What would you do if you suddenly found yourself, for all intents and purposes, abducted? What if the alien race that abducted you turned out to be entirely benevolent? What if they wanted to know more about you and the people of Earth? What would you tell them? More importantly, how would you live your life after you were returned?
James (Jay) Patterson is an accountant. He lives in Keyes, Oklahoma. It’s on the very tip of the Oklahoma panhandle. It is wildly conservative and in the thick of the Bible Belt. James is also gay. He has a husband named Casey, and they are both raising two foster children named Robbie and Angela. The story opens with a global phenomenon where practically everyone on the planet is having the same dream of a ringed, giant blue planet. Everyone that is, excepting for Jay. He is chalking it up to nothing more than nonsense. It’s a Saturday and he’s taking his foster children to church. Yes, he’s taking them to church. It’s a rather moderate church, and while the denomination is never stated, they are welcoming of Jay and his children. The kids are at a rehearsal for a play and while there Jay suddenly develops a bad case of vertigo, imagines he’s actually in space over a planet much like Saturn, except that it’s blue. Even though he sees himself in space he’s able to breath and is in movement around the planet. Then suddenly he finds himself back in the church, violently sick, with paramedics on the way. He then makes his way home, only to have another experience of being off Earth, except this time he’s on what is essentially some odd structure in space around that same planet, and he’s not alone. He’s with a very young boy from Spain and a teenaged girl from London (her family is from Bangladesh). After a time they find themselves taken to meet their “abductors,” only to discover they are peaceful and friendly, who only wish to know more about Jay and the people of Earth. The dream is their attempt at accomplishing this.

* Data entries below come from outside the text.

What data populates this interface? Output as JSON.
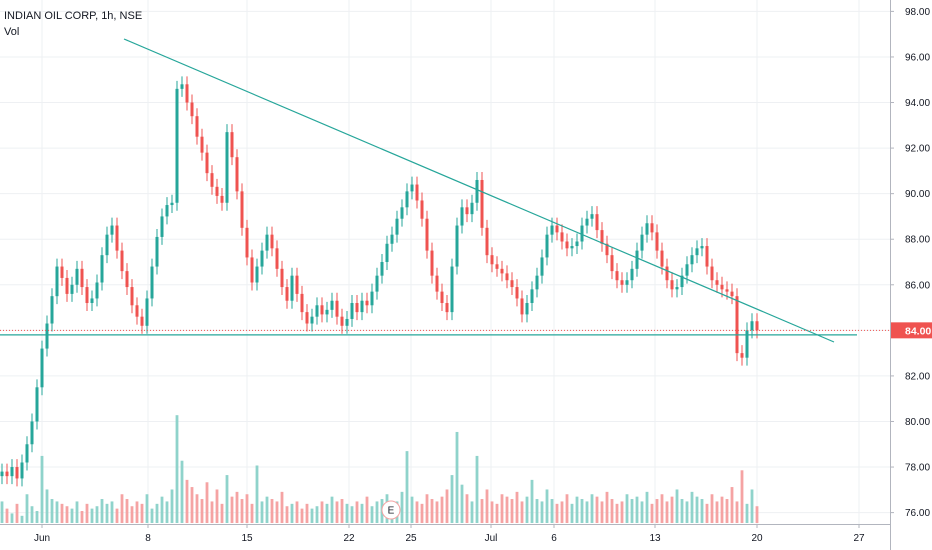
{
  "legend": {
    "symbol": "INDIAN OIL CORP, 1h, NSE",
    "vol_label": "Vol"
  },
  "colors": {
    "up": "#26a69a",
    "down": "#ef5350",
    "vol_up": "#8fd3cb",
    "vol_down": "#f5a3a3",
    "trend": "#26a69a",
    "grid": "#eef0f3",
    "axis": "#b2b5be",
    "last_price_bg": "#ef5350",
    "last_price_line": "#ef5350"
  },
  "chart_data": {
    "type": "candlestick",
    "title": "INDIAN OIL CORP, 1h, NSE",
    "ylim": [
      75.5,
      98.5
    ],
    "y_ticks": [
      "76.00",
      "78.00",
      "80.00",
      "82.00",
      "84.00",
      "86.00",
      "88.00",
      "90.00",
      "92.00",
      "94.00",
      "96.00",
      "98.00"
    ],
    "x_ticks": [
      "Jun",
      "8",
      "15",
      "22",
      "25",
      "Jul",
      "6",
      "13",
      "20",
      "27"
    ],
    "last_price": "84.00",
    "event_marker": "E",
    "closes": [
      77.8,
      77.6,
      78.0,
      77.5,
      78.2,
      79.0,
      80.0,
      81.5,
      83.2,
      84.3,
      85.5,
      86.8,
      86.3,
      85.6,
      86.0,
      86.7,
      85.9,
      85.2,
      85.4,
      86.1,
      87.3,
      88.2,
      88.6,
      87.5,
      86.6,
      85.9,
      85.1,
      84.6,
      84.2,
      85.4,
      86.8,
      88.1,
      89.0,
      89.5,
      89.6,
      94.6,
      94.8,
      94.0,
      93.4,
      92.5,
      91.8,
      90.9,
      90.3,
      89.9,
      89.6,
      92.7,
      91.6,
      90.1,
      88.5,
      87.2,
      86.1,
      86.8,
      87.5,
      88.2,
      87.6,
      86.7,
      85.9,
      85.3,
      86.4,
      85.6,
      84.8,
      84.3,
      84.6,
      85.1,
      84.7,
      84.9,
      85.3,
      84.6,
      84.2,
      84.5,
      85.2,
      84.8,
      85.3,
      85.1,
      85.7,
      86.4,
      87.0,
      87.8,
      88.2,
      88.9,
      89.4,
      90.1,
      90.4,
      89.7,
      88.9,
      87.5,
      86.4,
      85.7,
      85.2,
      84.8,
      86.8,
      88.6,
      89.4,
      89.1,
      89.6,
      90.6,
      88.5,
      87.3,
      86.9,
      86.7,
      86.5,
      86.2,
      85.9,
      85.4,
      84.7,
      85.2,
      85.8,
      86.4,
      87.2,
      88.2,
      88.6,
      88.3,
      87.9,
      87.6,
      87.7,
      87.9,
      88.6,
      88.9,
      89.1,
      88.4,
      87.8,
      87.3,
      86.6,
      86.2,
      86.0,
      86.2,
      86.7,
      87.5,
      88.2,
      88.7,
      88.3,
      87.5,
      86.8,
      86.2,
      85.8,
      85.9,
      86.4,
      86.9,
      87.3,
      87.6,
      87.7,
      86.8,
      86.2,
      86.0,
      85.8,
      85.7,
      85.5,
      83.0,
      82.8,
      84.0,
      84.4,
      84.0
    ],
    "volume_ylim": [
      0,
      48
    ],
    "volumes": [
      9,
      6,
      4,
      8,
      3,
      12,
      7,
      5,
      28,
      14,
      10,
      9,
      8,
      7,
      6,
      9,
      5,
      8,
      6,
      7,
      10,
      8,
      9,
      6,
      12,
      10,
      7,
      9,
      8,
      12,
      6,
      8,
      11,
      9,
      14,
      45,
      26,
      18,
      15,
      12,
      10,
      17,
      9,
      14,
      8,
      20,
      11,
      13,
      10,
      12,
      8,
      24,
      9,
      11,
      10,
      9,
      13,
      7,
      8,
      9,
      6,
      8,
      6,
      7,
      9,
      8,
      11,
      9,
      10,
      8,
      7,
      9,
      8,
      11,
      7,
      9,
      10,
      12,
      8,
      9,
      13,
      30,
      11,
      9,
      8,
      12,
      10,
      9,
      11,
      14,
      20,
      38,
      16,
      12,
      9,
      28,
      10,
      14,
      9,
      8,
      12,
      11,
      10,
      13,
      9,
      11,
      18,
      10,
      9,
      14,
      10,
      8,
      9,
      12,
      8,
      11,
      10,
      9,
      12,
      11,
      9,
      13,
      10,
      8,
      9,
      12,
      10,
      11,
      9,
      13,
      8,
      10,
      12,
      9,
      11,
      14,
      10,
      9,
      13,
      11,
      10,
      8,
      12,
      9,
      11,
      10,
      15,
      9,
      22,
      8,
      14,
      7
    ]
  }
}
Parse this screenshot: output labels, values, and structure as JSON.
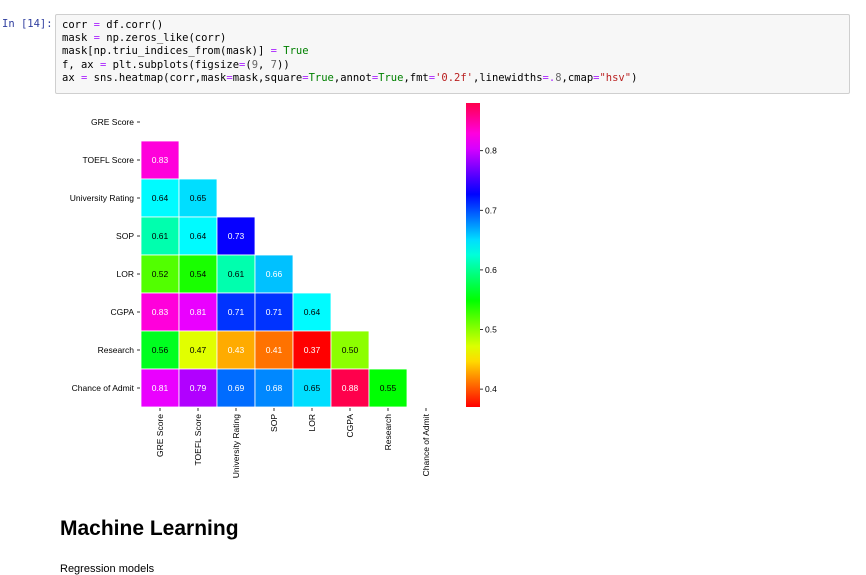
{
  "cell": {
    "prompt": "In [14]:",
    "code_lines": [
      [
        {
          "t": "corr "
        },
        {
          "t": "=",
          "c": "o"
        },
        {
          "t": " df.corr()"
        }
      ],
      [
        {
          "t": "mask "
        },
        {
          "t": "=",
          "c": "o"
        },
        {
          "t": " np.zeros_like(corr)"
        }
      ],
      [
        {
          "t": "mask[np.triu_indices_from(mask)] "
        },
        {
          "t": "=",
          "c": "o"
        },
        {
          "t": " "
        },
        {
          "t": "True",
          "c": "k"
        }
      ],
      [
        {
          "t": "f, ax "
        },
        {
          "t": "=",
          "c": "o"
        },
        {
          "t": " plt.subplots(figsize"
        },
        {
          "t": "=",
          "c": "o"
        },
        {
          "t": "("
        },
        {
          "t": "9",
          "c": "n"
        },
        {
          "t": ", "
        },
        {
          "t": "7",
          "c": "n"
        },
        {
          "t": "))"
        }
      ],
      [
        {
          "t": "ax "
        },
        {
          "t": "=",
          "c": "o"
        },
        {
          "t": " sns.heatmap(corr,mask"
        },
        {
          "t": "=",
          "c": "o"
        },
        {
          "t": "mask,square"
        },
        {
          "t": "=",
          "c": "o"
        },
        {
          "t": "True",
          "c": "k"
        },
        {
          "t": ",annot"
        },
        {
          "t": "=",
          "c": "o"
        },
        {
          "t": "True",
          "c": "k"
        },
        {
          "t": ",fmt"
        },
        {
          "t": "=",
          "c": "o"
        },
        {
          "t": "'0.2f'",
          "c": "s"
        },
        {
          "t": ",linewidths"
        },
        {
          "t": "=.",
          "c": "o"
        },
        {
          "t": "8",
          "c": "n"
        },
        {
          "t": ",cmap"
        },
        {
          "t": "=",
          "c": "o"
        },
        {
          "t": "\"hsv\"",
          "c": "s"
        },
        {
          "t": ")"
        }
      ]
    ]
  },
  "chart_data": {
    "type": "heatmap",
    "labels": [
      "GRE Score",
      "TOEFL Score",
      "University Rating",
      "SOP",
      "LOR",
      "CGPA",
      "Research",
      "Chance of Admit"
    ],
    "matrix": [
      [
        null,
        null,
        null,
        null,
        null,
        null,
        null,
        null
      ],
      [
        0.83,
        null,
        null,
        null,
        null,
        null,
        null,
        null
      ],
      [
        0.64,
        0.65,
        null,
        null,
        null,
        null,
        null,
        null
      ],
      [
        0.61,
        0.64,
        0.73,
        null,
        null,
        null,
        null,
        null
      ],
      [
        0.52,
        0.54,
        0.61,
        0.66,
        null,
        null,
        null,
        null
      ],
      [
        0.83,
        0.81,
        0.71,
        0.71,
        0.64,
        null,
        null,
        null
      ],
      [
        0.56,
        0.47,
        0.43,
        0.41,
        0.37,
        0.5,
        null,
        null
      ],
      [
        0.81,
        0.79,
        0.69,
        0.68,
        0.65,
        0.88,
        0.55,
        null
      ]
    ],
    "colormap": "hsv",
    "vmin": 0.37,
    "vmax": 0.88,
    "colorbar_ticks": [
      0.4,
      0.5,
      0.6,
      0.7,
      0.8
    ]
  },
  "markdown": {
    "heading": "Machine Learning",
    "text": "Regression models"
  }
}
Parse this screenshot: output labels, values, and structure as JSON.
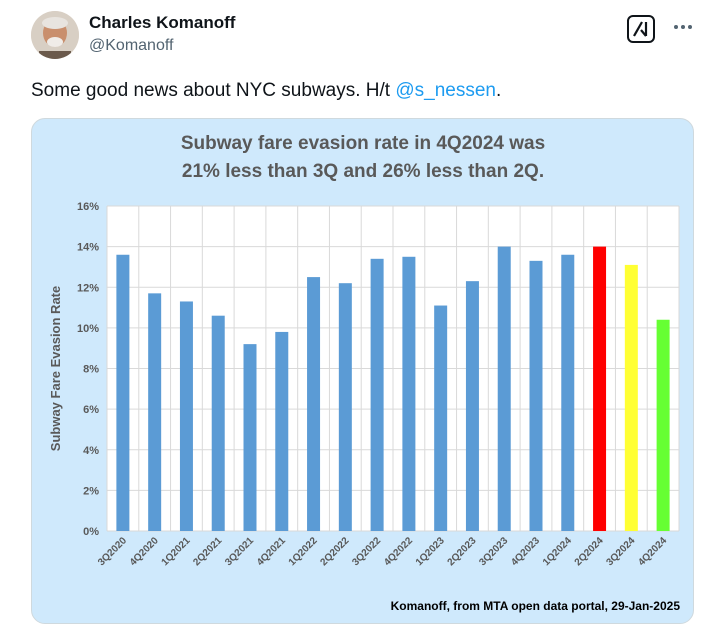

Let me start off by saying that this is a novella. With only 95 pages, including the Epilogue, this was an extremely quick read. The author, Peter Cawdron, has a wife and three kids, and they live in Brisbane, which further makes this story something of an anomaly. To write a book about a gay couple, in Bible Belt Oklahoma no less, can be considered to be a quite a stretch, but it’s done so to help make a point. Gay people are, despite what some on the “other” side of the cultural divide would say, normal and ordinary. They lead regular lives, have regular jobs, pay their taxes, and try to carve out as healthy and happy a life as anyone else. However, to use a gay man in this context was to help illustrate a point when Jay meets his alien abductors. Because of the way he conducts himself the aliens immediately wonder if he’s a leader, or at least part of the dominant class (No jokes about gays trying to take over the world here!). He has to explain the nature of the world he comes from, and while this might be considered “preachy” from a certain socio-political standpoint, there are certain truths here. In Cawdron’s afterward he delivers a quote from Charles and Morticia Addams that says “Normal is an illusion. What’s normal for the spider is chaos for the fly.” Cawdron’s sci-fi novella here does what many in science fiction do, and that is attempt to address the human condition. As Isaac Asimov once said, “Individual science fiction stories may seem as trivial as ever to the blinded critics and philosophers of today, but the core of science fiction, its essence, has become crucial to our salvation, if we are to be saved at all.” Cawdron is using his book as a mirror for today’s humanity, and while some may find this offensive, it very much resonates with truth in the heart of this reader.
Cawdron’s primary characters, which are essentially Jay, Casey, Robbie, and Angela, have wonderful development, and for the short time that we see Jay’s family, the depths they have give them realism, especially in the Epilogue. Cawdron has shown that such families, despite what others may say, can have truly happy, and even ordinary lives. We see how Jay helps his husband Casey when he comes down with a cold, and we later see how Casey reciprocates with Jay under much more serious circumstances. He is showing that even same-sex couples have the same sense of love, devotion, and commitment, as all other married and committed couples have. Even the foster children show beautiful growth by the end of the book further illustrating the true meaning of the world “family.” The science fiction aspect tells us how in the face of an eye-opening revelation, how Jay comes to understand his place in the Universe, that we all must undertake our own journey on this spaceship Earth we live on, to help make it a better place for ourselves, for our families, and for the people around us. By bringing uniformity through our diversity can we flourish as a species as each one of us of travels in each one’s own “Starship Mine.”
Starship Mine gets 4.5 out of 5 stars (I docked half a star only because I felt the story wasn’t long enough!).